Seuls 74 % des décideurs IT français s’estiment prêts
Delinea a publié son rapport annuel : « Uncovering the Hidden Risks of the AI Race ». Les chiffres de ce rapport révèlent qu’alors que l'adoption de l'IA explose, les entreprises françaises affichent une prudence qui contraste avec celle des autres pays interrogés. Ainsi, seuls 74% des décideurs IT français se considèrent prêts à l’adoption de l’IA à grande échelle, soit le taux le plus bas au monde. Derrière ce scepticisme se cache en réalité un avantage majeur, puisque ce réalisme a permis aux entreprises françaises de poser des bases techniques beaucoup plus solides que celles de leurs voisins plus optimistes.
Si les entreprises françaises sont les moins convaincues par leur propre maturité, elles devancent les autres pays pour ce qui est de l'hygiène numérique sur les accès critiques. Ainsi, elles sont les leaders mondiales de l'accès moderne puisque 34 % utilisent déjà des accès éphémères et du Just-In-Time (JIT), soit le 2e taux le plus élevé au monde. Cela constitue une parade efficace contre le vol d'identités.
Par ailleurs, la France affiche le taux d’accès permanent (standing access) le plus bas au monde pour les agents IA, avec seulement 25 %. De plus, ils ne sont que 76 % à croire pouvoir découvrir toutes les Identités Non Humaines (NHI) dans leur production (2e taux le plus bas mondialement), là où d'autres régions pèchent par excès de confiance.
Le rapport révèle une déconnexion totale entre l'usage de l'IA et la capacité à superviser les agents autonomes. Au niveau mondial, 51 % des organisations affirment que les environnements IA sont désormais le lieu privilégié où les failles d'identité persistent sans être détectées.
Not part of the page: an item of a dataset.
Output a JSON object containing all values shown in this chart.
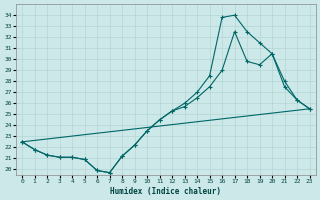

En France, la visibilité sur ce que font réellement les machines est au plus bas. En effet, seules 14 % des entreprises françaises peuvent expliquer pourquoi une identité non humaine (NHI) prend une décision. C'est le score le plus faible au monde, à égalité avec les régions les moins matures. 38 % des décideurs IT français désignent d’ailleurs explicitement les NHI comme leur plus grande lacune de visibilité actuelle.
Malgré cette opacité, 38 % des décideurs admettent découvrir des usages non autorisés d'IA ( Shadow AI) de manière fréquente ou régulière au sein de leur organisation.